Business was only in the Dark Ages prior to the 1400s, the coming of the printing press, and Rev Pacioli's development of double entry bookkeeping.

Since I live and work in Australia, I can't say where American business is right now...

However, I have relished the opportunity to add to your knowledge.

Posted by: John Angelico at May 28, 2007 04:02 AM

You are, no doubt, in the Microsoft pocket, due to lack of information, probably.
First, it is not about Microsoft and (only) IBM.
It is all about a format owned bye Microsoft and a Open Format not owned bye anyone.
Microsoft is a master of screewing up the truth about things like this (or any thruth).

They really want you to think it is a business to business thing, a company to company thing a Microsoft versus IBM question.
IBM is their only weapon of defence in this case.

It is a question about a open format or a closed format "run" bye Microsoft.
It would be sort of funny if IBM supported a closed format owned bye Microsoft.
Sertaily they would support a closed format owned bye IBM.
To day, however, the only logical reaction bye IBM is to support a Open format.
What if you tried for a second to think about what you would support your self.

Posted by: Lars at May 29, 2007 12:33 PM

I must admit I have had the occasional chuckle over Microsoft's IBM-fixation, moreso since Microsoft seems to be drifting into becoming a 1980s style IBM clone, too full of itself to actually get anything done, full of past glories and tripping over its feet in equally glorious style.

That said, I expect ECMA 376 to spin out of control the moment Microsoft introduces some "enhancement" to MS Office that involves altering the way a file is stored in memory - because at that point, ECMA 376 will cease representing it well.
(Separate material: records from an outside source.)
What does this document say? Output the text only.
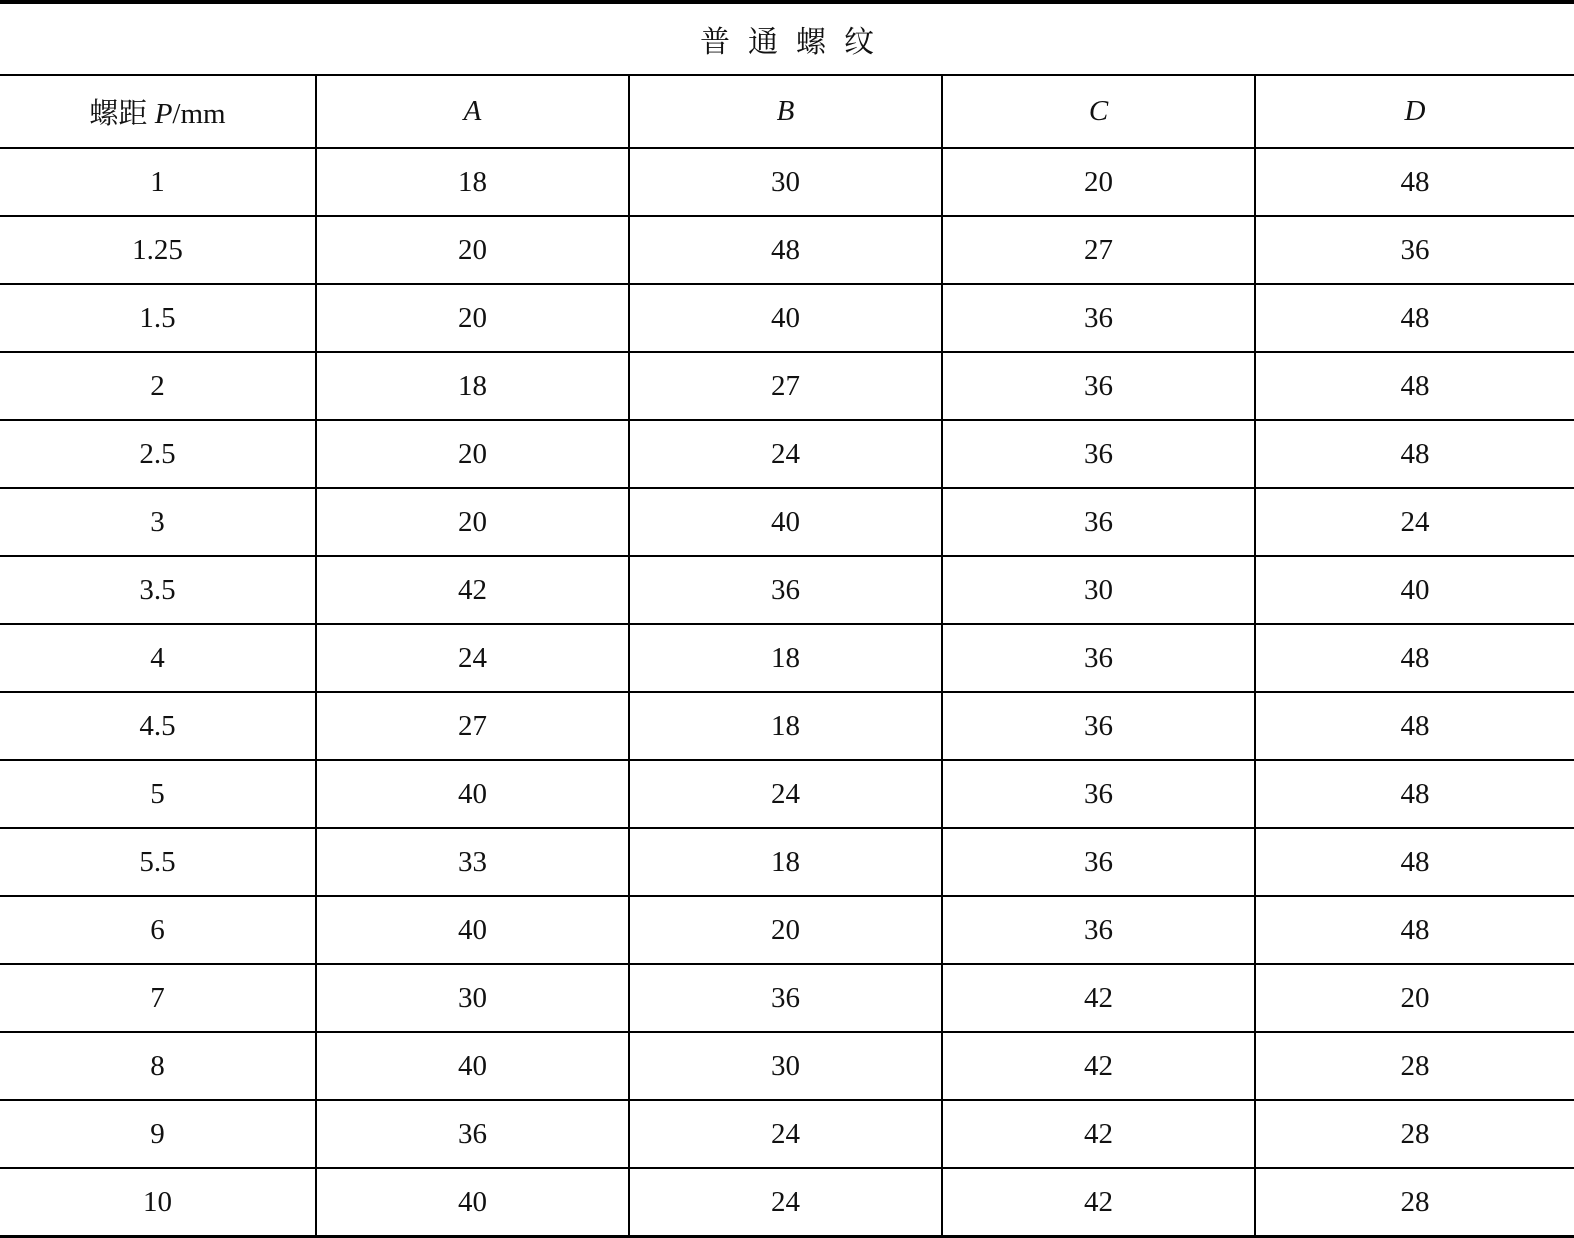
普通螺纹
螺距 P/mm	A	B	C	D
1	18	30	20	48
1.25	20	48	27	36
1.5	20	40	36	48
2	18	27	36	48
2.5	20	24	36	48
3	20	40	36	24
3.5	42	36	30	40
4	24	18	36	48
4.5	27	18	36	48
5	40	24	36	48
5.5	33	18	36	48
6	40	20	36	48
7	30	36	42	20
8	40	30	42	28
9	36	24	42	28
10	40	24	42	28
And that is the excuse Microsoft uses for not implementing ODF in any satisfactory way. Adding complexity without adding value is generally not a wise thing to do; but that is what the ECMA 376 TC will be faced with, and it won't be a pleasant sight - though it will amuse some people, bet on it!

Posted by: Wesley Parish at May 30, 2007 03:42 AM

Anyone who claims they are adding to someone's knowledge by saying DEC didn't exist in the 1960s is a rather sad case.

PDP mean anything to you?

If DEC didn't exist in the 60's, then it is very odd how the first Unix implementation was in 1969 on a DEC PDP-7.

Maybe Unix didn't exist in the 60's either. Well, if you want to split hairs, then it didn't, as it was originally called unics and only became Unix in 1970.

Anyone can make a mistake, but if you purport to be an authority, then get your facts straight.